Comprehensive placement rules for the 7-folder architecture. Reference this document when:

  • Answering complex placement questions

  • Validating architecture compliance

  • Explaining import direction rules

  • Handling edge cases or ambiguous scenarios

Key sections:

  • 7-Folder structure overview

  • Detailed placement rules for each folder

  • Import direction rules (what can import what)

  • Forbidden patterns

  • Decision tree for placement

  • Common examples table

Best Practices

  • Start with scanning: Generate architecture map at conversation start for context

  • Be specific: Always provide exact paths, not just folder names

  • Explain reasoning: Don't just say "put it in modules/", explain WHY

  • Reference rules: Point to architecture-rules.md for detailed justification

  • Validate imports: Check that suggested placements respect import direction rules

  • Detect drift: Flag when actual code structure deviates from documented architecture

  • Keep it concise: Architecture maps should be scannable (~50-100 lines)

Example Usage

User: "I want to add a notification system that shows toast messages across the app."

Response:

Let me scan the current architecture first:

bash ./.claude/skills/architecture-navigator/scripts/scan_architecture.sh

[Architecture map output]

For a global notification system with toast messages:

  • Toast UI Component → shared/components/Toast.tsx (reusable UI)
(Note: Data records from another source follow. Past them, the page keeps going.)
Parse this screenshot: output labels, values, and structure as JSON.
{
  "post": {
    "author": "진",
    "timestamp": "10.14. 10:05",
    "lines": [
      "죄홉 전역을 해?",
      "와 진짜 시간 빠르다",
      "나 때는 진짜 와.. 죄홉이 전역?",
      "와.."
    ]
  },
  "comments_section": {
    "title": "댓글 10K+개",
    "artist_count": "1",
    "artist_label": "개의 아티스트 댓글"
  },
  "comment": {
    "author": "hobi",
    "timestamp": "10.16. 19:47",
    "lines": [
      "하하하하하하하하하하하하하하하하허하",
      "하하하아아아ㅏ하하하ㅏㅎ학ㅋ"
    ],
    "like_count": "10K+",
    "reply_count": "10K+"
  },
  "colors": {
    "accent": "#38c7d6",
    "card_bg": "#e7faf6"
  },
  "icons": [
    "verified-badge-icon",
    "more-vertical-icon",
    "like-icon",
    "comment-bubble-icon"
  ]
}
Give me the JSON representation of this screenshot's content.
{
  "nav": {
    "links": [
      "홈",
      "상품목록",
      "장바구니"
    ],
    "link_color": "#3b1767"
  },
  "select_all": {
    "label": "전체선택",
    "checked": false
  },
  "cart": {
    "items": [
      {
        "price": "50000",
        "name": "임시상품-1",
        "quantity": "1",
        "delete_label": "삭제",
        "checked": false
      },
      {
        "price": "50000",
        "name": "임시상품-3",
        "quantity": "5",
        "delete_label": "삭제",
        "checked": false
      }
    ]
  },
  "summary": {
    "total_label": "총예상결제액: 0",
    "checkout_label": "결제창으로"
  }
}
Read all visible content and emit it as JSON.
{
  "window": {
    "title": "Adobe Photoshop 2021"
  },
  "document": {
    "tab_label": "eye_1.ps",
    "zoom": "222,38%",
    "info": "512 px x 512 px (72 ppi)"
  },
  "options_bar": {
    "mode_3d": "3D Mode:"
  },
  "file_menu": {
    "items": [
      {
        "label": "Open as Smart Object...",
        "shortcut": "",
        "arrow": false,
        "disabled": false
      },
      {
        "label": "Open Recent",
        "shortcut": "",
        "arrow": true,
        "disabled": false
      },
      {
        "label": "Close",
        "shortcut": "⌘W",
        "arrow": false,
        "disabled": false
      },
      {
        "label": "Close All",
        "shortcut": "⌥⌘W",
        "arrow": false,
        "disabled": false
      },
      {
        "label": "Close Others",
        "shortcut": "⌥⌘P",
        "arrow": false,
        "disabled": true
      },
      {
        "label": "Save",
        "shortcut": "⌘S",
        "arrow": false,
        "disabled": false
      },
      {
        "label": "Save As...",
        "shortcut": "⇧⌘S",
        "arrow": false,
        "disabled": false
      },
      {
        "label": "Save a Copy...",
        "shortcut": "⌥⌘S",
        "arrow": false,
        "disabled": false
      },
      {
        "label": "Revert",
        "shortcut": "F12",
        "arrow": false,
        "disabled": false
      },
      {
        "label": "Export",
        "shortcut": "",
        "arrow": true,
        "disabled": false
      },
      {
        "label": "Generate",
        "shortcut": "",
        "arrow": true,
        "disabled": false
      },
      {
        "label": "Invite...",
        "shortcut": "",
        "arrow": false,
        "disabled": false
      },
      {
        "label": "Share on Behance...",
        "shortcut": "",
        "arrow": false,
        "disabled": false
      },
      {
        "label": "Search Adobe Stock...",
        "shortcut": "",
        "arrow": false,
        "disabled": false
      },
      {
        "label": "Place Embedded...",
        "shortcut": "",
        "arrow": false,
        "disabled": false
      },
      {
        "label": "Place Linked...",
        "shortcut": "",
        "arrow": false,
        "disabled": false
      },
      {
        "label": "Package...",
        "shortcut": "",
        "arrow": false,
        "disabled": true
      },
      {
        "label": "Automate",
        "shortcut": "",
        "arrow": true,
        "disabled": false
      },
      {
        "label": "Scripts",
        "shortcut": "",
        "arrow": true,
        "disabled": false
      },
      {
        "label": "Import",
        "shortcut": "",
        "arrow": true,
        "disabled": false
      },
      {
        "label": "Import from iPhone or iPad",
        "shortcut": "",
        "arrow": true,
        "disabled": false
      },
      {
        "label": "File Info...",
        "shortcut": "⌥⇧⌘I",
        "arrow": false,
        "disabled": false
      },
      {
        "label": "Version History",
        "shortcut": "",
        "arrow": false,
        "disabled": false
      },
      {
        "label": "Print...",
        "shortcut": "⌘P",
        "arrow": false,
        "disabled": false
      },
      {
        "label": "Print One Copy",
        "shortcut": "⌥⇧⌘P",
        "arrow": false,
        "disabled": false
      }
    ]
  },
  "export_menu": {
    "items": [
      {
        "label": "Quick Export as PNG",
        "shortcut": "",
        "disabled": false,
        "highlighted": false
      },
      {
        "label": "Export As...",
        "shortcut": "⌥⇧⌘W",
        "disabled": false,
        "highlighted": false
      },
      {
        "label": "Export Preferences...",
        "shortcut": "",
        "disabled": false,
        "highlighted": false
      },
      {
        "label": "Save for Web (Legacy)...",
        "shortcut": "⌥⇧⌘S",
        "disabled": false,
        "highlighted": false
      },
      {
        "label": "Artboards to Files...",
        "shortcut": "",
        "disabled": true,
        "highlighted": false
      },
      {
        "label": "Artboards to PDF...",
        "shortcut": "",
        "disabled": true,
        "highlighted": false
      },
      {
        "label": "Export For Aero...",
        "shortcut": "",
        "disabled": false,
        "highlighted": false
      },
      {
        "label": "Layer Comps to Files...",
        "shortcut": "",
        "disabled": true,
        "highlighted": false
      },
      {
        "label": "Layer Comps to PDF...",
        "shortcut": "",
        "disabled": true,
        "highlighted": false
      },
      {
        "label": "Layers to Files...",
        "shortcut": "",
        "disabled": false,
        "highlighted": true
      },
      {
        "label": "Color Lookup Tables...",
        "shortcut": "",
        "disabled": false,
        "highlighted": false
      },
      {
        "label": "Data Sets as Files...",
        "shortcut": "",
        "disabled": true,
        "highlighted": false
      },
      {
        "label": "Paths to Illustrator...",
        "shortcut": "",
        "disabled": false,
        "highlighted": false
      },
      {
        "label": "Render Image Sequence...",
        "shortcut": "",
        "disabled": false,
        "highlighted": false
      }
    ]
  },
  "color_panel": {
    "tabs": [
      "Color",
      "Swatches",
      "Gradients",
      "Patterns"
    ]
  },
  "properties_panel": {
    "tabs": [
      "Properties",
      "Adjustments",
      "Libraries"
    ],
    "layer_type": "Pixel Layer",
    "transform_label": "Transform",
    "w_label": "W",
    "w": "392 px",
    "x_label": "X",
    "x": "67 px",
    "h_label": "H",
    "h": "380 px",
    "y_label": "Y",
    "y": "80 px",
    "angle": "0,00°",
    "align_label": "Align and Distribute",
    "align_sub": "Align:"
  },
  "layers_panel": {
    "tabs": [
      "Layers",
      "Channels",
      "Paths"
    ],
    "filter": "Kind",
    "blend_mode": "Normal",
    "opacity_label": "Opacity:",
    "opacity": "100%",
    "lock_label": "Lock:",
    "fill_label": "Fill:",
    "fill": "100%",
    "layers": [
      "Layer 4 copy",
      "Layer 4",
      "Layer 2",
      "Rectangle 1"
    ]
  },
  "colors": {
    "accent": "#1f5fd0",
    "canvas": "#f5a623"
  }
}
  • Notification State → store/uiStore.ts (global state for managing active toasts)

  • Toast Hook → shared/hooks/useToast.ts (convenient API: useToast().show() )

Reasoning:

  • Toast component is reusable across all features → shared/

  • Notification state is global (not feature-specific) → store/

  • Hook provides ergonomic API and is reusable → shared/

Import flow:

  • Features call useToast() from shared/hooks/

  • Hook accesses store/uiStore.ts

  • Hook renders shared/components/Toast.tsx

This follows the architecture rules: modules/ → shared/ → store/ (allowed import direction).